I looked around. “You can’t be serious.”
He leaned in. “Are you surprised?”
“Yes and no.”
“Just pretend. Just once, I’d like to surprise you.”
“Fine. I’m shocked. I’m awed.”
“Don’t pretend that much.”
“Can we go to dinner now?”
“Not yet. I want to show you something.”
He turned off the ignition. “If I could tell you about it, I wouldn’t need to show you. Would I?”
He came around to my side and took me by the hand, and then he pulled me behind him, bent over, tiptoeing, around the far side of the hangar.
I followed him in a state of cognitive dissonance—knowing exactly what he was doing while insisting just as clearly that he couldn’t possibly be doing it. “Are you sneaking me in here?” I whispered.
“It’s fine. My friend Chip did it with his girlfriend last week.”
I tugged back against his hand. “Dixon. I can’t!”
“Sure you can.”
“I just want to show you my plane.”
“It’s not your plane, buddy.”
I had zero interest in seeing his plane. Less than zero. I was interested in wine and appetizers and candlelight. I was in the mood to feel good, not bad. “Can’t we just go to dinner?”
He peered around, then turned back to me. “Anybody can go to dinner.”
“I’m cool with being anybody.”
Then, with a coast-is-clear shrug, he pulled me out across the pavement and stopped in front of a little white Cessna. It looked like the kind of plane you’d see in a cartoon—wings up high, body below, and a spinny little propeller nose. Very patriotic, too. White, with red and blue stripes.
“Cute,” I said with a nod, like, Great. We’re done.
But he took my shoulders, and pointed me toward the cockpit. It hit me that I was supposed to get in.
I took a step back. “What are you doing?”
“Come on,” he said. “Let’s go for a ride.”
Nope.
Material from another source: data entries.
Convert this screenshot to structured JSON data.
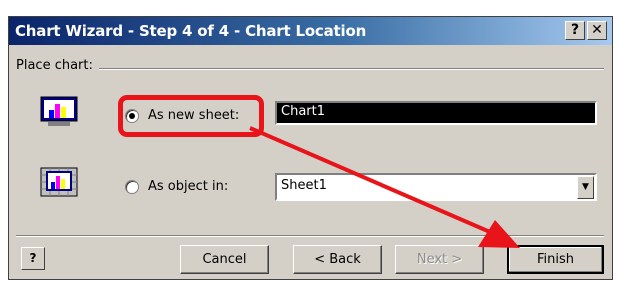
{
  "window": {
    "title": "Chart Wizard - Step 4 of 4 - Chart Location",
    "help_glyph": "?",
    "close_glyph": "✕"
  },
  "group": {
    "label": "Place chart:"
  },
  "options": [
    {
      "label": "As new sheet:",
      "selected": true,
      "value": "Chart1",
      "icon": "chart-sheet-icon"
    },
    {
      "label": "As object in:",
      "selected": false,
      "value": "Sheet1",
      "icon": "embedded-chart-icon"
    }
  ],
  "buttons": {
    "help_icon": "office-assistant-icon",
    "cancel": "Cancel",
    "back": "< Back",
    "next": "Next >",
    "finish": "Finish"
  },
  "annotation": {
    "color": "#e8141a"
  },
  "dropdown_glyph": "▼"
}
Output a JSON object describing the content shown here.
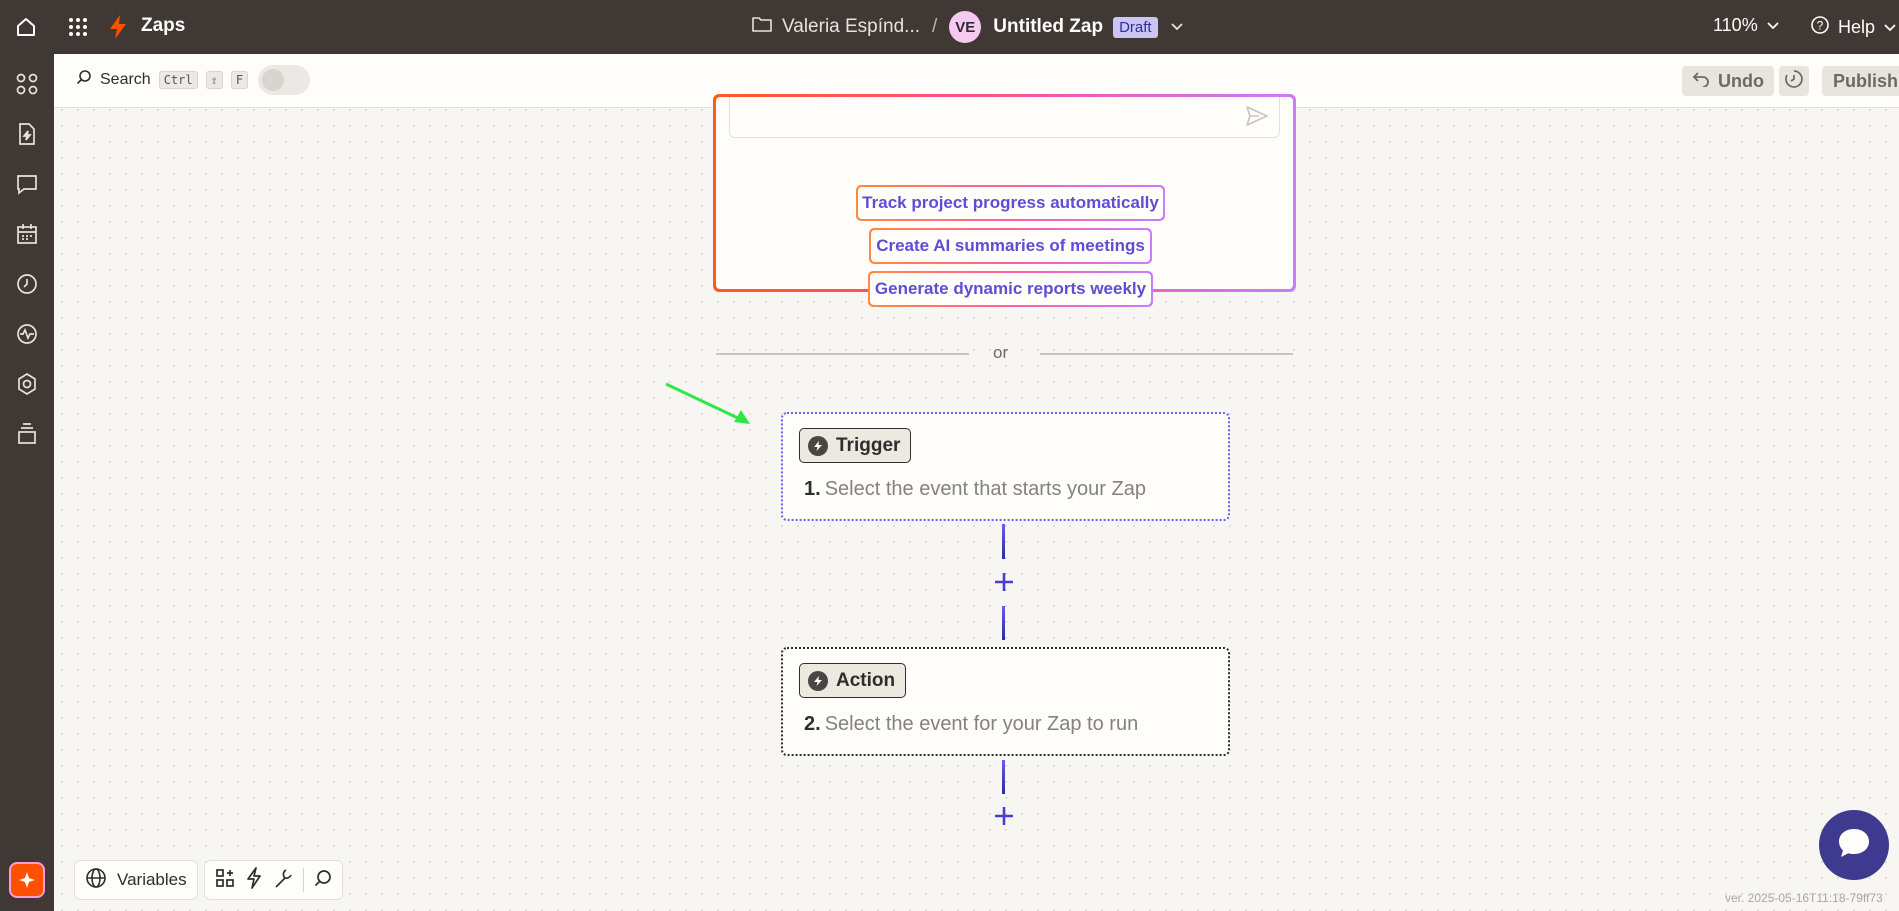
{
  "topbar": {
    "home_icon": "home-icon",
    "apps_icon": "grid-icon",
    "app_icon": "bolt-icon",
    "app_name": "Zaps",
    "folder_name": "Valeria Espínd...",
    "separator": "/",
    "avatar_initials": "VE",
    "zap_name": "Untitled Zap",
    "status_badge": "Draft",
    "zoom": "110%",
    "help_label": "Help"
  },
  "sidebar": {
    "items": [
      {
        "icon": "apps-icon"
      },
      {
        "icon": "document-bolt-icon"
      },
      {
        "icon": "chat-icon"
      },
      {
        "icon": "calendar-icon"
      },
      {
        "icon": "history-icon"
      },
      {
        "icon": "activity-icon"
      },
      {
        "icon": "settings-icon"
      },
      {
        "icon": "layers-icon"
      }
    ],
    "copilot_icon": "sparkle-icon"
  },
  "toolbar": {
    "search_label": "Search",
    "shortcut_keys": [
      "Ctrl",
      "⇧",
      "F"
    ],
    "undo_label": "Undo",
    "publish_label": "Publish"
  },
  "ai_prompt": {
    "suggestions": [
      "Track project progress automatically",
      "Create AI summaries of meetings",
      "Generate dynamic reports weekly"
    ]
  },
  "divider_text": "or",
  "steps": [
    {
      "badge": "Trigger",
      "number": "1.",
      "description": "Select the event that starts your Zap"
    },
    {
      "badge": "Action",
      "number": "2.",
      "description": "Select the event for your Zap to run"
    }
  ],
  "bottom_tools": {
    "variables_label": "Variables"
  },
  "version_text": "ver. 2025-05-16T11:18-79ff73",
  "colors": {
    "chrome": "#403835",
    "accent_purple": "#6a5cf0",
    "brand_orange": "#ff4f00",
    "chat_button": "#3d3a8f"
  }
}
No, thanks. “I don’t want to go for a ride.”
“Yes you do.”
“I’m afraid of flying. As you know.”
“Not with me, you won’t be.”
“It’s not about you. It’s about flying.”
“You just need the right pilot.”
I was shaking my head—half disbelief, half refusal. “You’re not even certified.”
“I’m as good as certified. I’ve done everything there is.”
“Except take the test.”
“But the test is just to see what you’ve already learned.”
“Margaret? Yes. And right now before they catch us.”
The force of his insistence was almost physical, like a strong wind you have to brace against. He wanted to do this. He wanted me to do this—to show faith in him, to believe in him. It wasn’t a test, exactly, but it was still something I could fail.
I wasn’t a person who failed things.
I was a person who aced things.
It felt like a big moment. It felt draped in metaphorical significance about bravery, and trust, and adventurousness—like it would reveal something essential about who I was and how I’d live the rest of my whole life. Saying no to flying right now somehow suddenly felt like saying no to every possibility forever. Would I be a chicken? Would I shy away from possibilities? Would I let my worries hold me back? Would I always refuse to rise to the moment?
In a way, I never really had a choice.